Saturday, July 26, 2008

This is the Word

“Open your ears and hear my prayer. Don’t pretend you don’t hear me knocking. Come close and whisper your answer. I really need you.”
—Psalm 55:1-2, The Message

There are times when we are, if not desperate, then at least fervently longing for some word of the Lord. There are things that happen that drain away all words, leaving you with a silence loud enough to make you shout back prayers all day and night to fill it, knocking, knocking at the gates of heaven. And that sense of need, of pleading, comes through in The Message translation of Psalm 55 in one honest statement: “I really need you.”

There are times when I am less desperate for an answer, but still want to know that there is some response to my questions of life. And for those times, I have the rather odd habit (though not that odd, I have discovered) of typing random things into Google: everything from “What should we have for supper tonight” to “Why are my kids acting crazy?” to the more philosophical “Why do people suffer?” And there is always, always, some word to be found. Sometimes it’s an informational web site with recipes or spiritual guidance, other times it’s just someone else’s blog complaining about unruly kids. There is always someone to answer back; there are always words in response.

It’s an odd impulse, but one that goes back to the very beginnings of creation. God speaks, and we are created. We speak back to God, to each other, and the dialogue continues. All of it reassuring us that we are not alone. And maybe that’s why I can’t abide the silence so well. With that kind of open-hearted vulnerability, “I really need you,” I would think anyone would be moved to respond.
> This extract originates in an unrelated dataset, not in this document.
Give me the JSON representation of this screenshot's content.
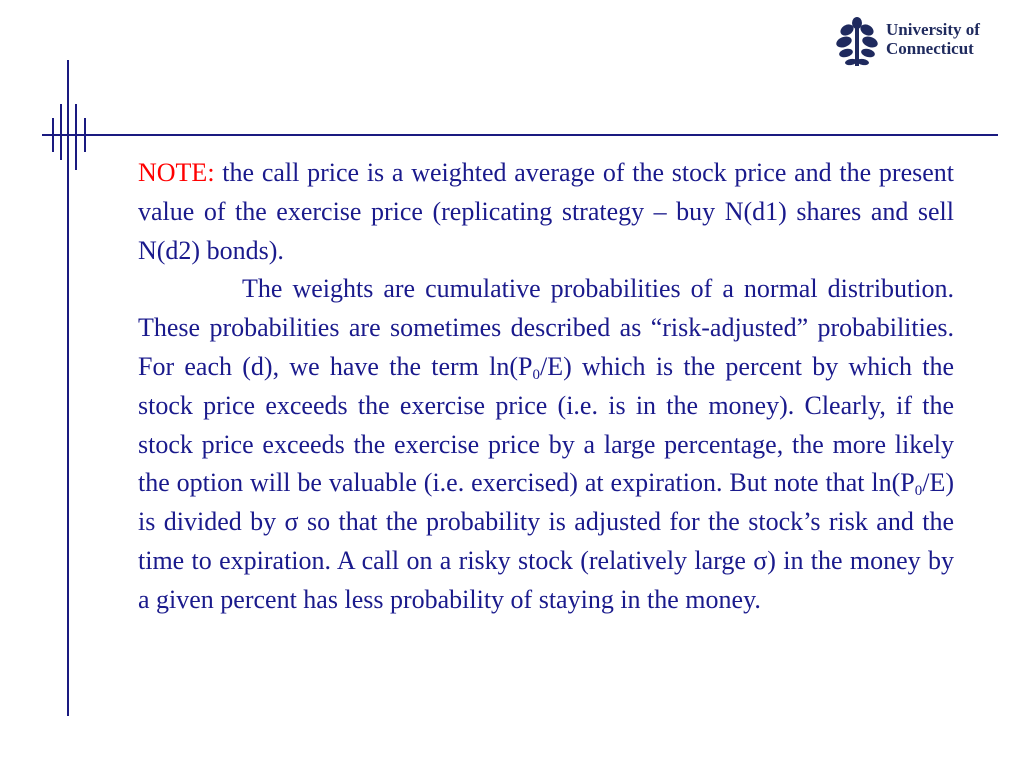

But so often there is only silence and a God seems to have closed his ears, pretending not to hear our desperate cries. The best we can do then is keep talking—keep telling ourselves the words that tell the stories of who we are … tell them to Google, to friends, to blogs, in sermons, emails, and phone calls. And in the practice of telling them, we may find at last that God is not in the answer, but in the very breath with which we are moved to ask the questions.

Tuesday, July 15, 2008

Dots

“You may wonder where they have gone, those other dim dots that were you.”
—Annie Dillard, An American Childhood

Over the last weeks, I have done a lot of traveling back to places I used to live, rocketing through time quickly from the place I went to elementary school, to the place I went to college, and back to where I live now. I found this a very disorienting experience. Instead of telling a smooth story, tracing my life narrative from one place to the next, these visits made me wonder how many different places a person can spread their DNA without losing something of who they are each time. Where, in all of these places was home? Where, in all of those places, was me?

Was there some trace of me in the elementary school playground, in the red brick blockhouse where we’d come in with eyes squinting after being in the sun, smelling the stale milk, pushing into each other to go up the stairs more quickly? Could my voice or some tiny fleck of my skin still be present in the gray windows where we played “Squish, Squash, Out of the Box”? And if some trace of me was there, what about all the other places I have lived? How is it possible to leave bits of yourself in so many places and yet still have enough left to keep going? I find it harder as I get older to live with so many disconnected things. I resist this this scattering that seems to be spinning out farther and farther with every year I age. I live with what is bent, broken, and breaking down. And I am waiting, waiting, for things to be whole.

What hope I have now comes in a picture that might someday be true: A day when the breath of the Spirit will move across the surface of my soul, making all those disparate dots of dust spring to life and dance in the air, and the finger of God will trace through the light, joining together every speck into a story where there seemed to be none. There is a story that includes everything about me, a place where I can be at rest. This I believe. Lord, help my unbelief.